2nd para: “we start out from a position where the debt stock is at its optimal level, and then there is a shock that causes debt to rise, the optimal response is to let debt stay permanently higher.”
ReplyDeleteI’m puzzled. If the debt is higher than it need be, a relatively high rate of interest will have to be paid to induce debt holders to keep holding that debt. I’m baffled as to why that should be “optimum”.
A couple of sentences later: “Taxes could rise to bring debt back down to its pre-shock level, but that incurs current costs (higher distortionary taxes)…”
Taxes CAN BE “distortionary” but they don’t need to be. E.g. raising tax on everyone’s income by the same percentage is pretty distortion free, and the same sales tax placed on all goods and services is distortion free.
Re the idea that those taxes constitute “current costs”, that would not be true if the debt were too high. That is, as Keynes pointed out, if the private sector’s stock of base money and debt (they’re much the same thing) is inadequate, the private sector will save and we get paradox of thrift unemployment. Conversely, if that stock is more than the private sector wants, it will try to spend it away (the hot potato effect) and we get excess demand. Extra tax in that circumstance is not a “cost”: it’s simply a deflationary measure designed to prevent excess inflation. It does not reduce real GDP, so it cannot be said there is any real “cost” there, seems to me. Indeed, in that that tax prevents excess inflation, the tax could be argued to INCREASE real GDP.

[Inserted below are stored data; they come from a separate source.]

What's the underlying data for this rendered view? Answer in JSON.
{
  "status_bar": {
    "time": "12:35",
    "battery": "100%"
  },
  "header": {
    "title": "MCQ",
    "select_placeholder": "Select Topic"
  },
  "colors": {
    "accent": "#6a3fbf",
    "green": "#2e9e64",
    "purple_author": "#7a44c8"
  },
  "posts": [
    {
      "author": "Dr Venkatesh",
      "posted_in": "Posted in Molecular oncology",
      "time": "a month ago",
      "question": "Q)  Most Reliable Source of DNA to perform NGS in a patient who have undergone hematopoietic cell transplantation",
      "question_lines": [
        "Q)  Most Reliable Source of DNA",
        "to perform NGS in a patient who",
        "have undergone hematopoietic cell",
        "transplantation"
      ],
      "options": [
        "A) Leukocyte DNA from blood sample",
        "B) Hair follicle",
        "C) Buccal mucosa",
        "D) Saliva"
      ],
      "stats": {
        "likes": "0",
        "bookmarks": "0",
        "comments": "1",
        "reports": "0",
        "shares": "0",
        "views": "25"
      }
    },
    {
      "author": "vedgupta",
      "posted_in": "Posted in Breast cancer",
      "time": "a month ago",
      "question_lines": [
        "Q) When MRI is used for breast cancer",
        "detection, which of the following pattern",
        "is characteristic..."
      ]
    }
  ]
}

“If the real interest rate equals the rate of time preference…”. I smell a circular argument: the rate of interest it’s necessary to pay someone to abstain from current consumption (rate of time preference) varies with how much stored up consumption (to coin a phrase) they already have. E.g. if they already have a large stock of government debt, it will be necessary to pay them a relatively high rate to increase that stock.
“It is optimal to engineer a small burst of surprise inflation to reduce debt.” I’m baffled as to what is “optimum” about excess inflation. If the private sector’s stock of debt and base is such as to induce it to spend too much, strikes me the “optimum” response, as I suggested above, is to raise taxes (ideally on the better off, i.e. those who tend to hold debt). A general rise in inflation inconveniences the ENTIRE population: not very “optimum” I suggest.
Of course, to enable the better off to pay the above taxes, it might be necessary to turn some debt in to base money, but that’s easily done via QE.
Is that higher in nominal terms? That seems reasonable. Percentage terms would seem too much. Counter cyclical would reasonable if the real interest rate were allowed lower for a longer while.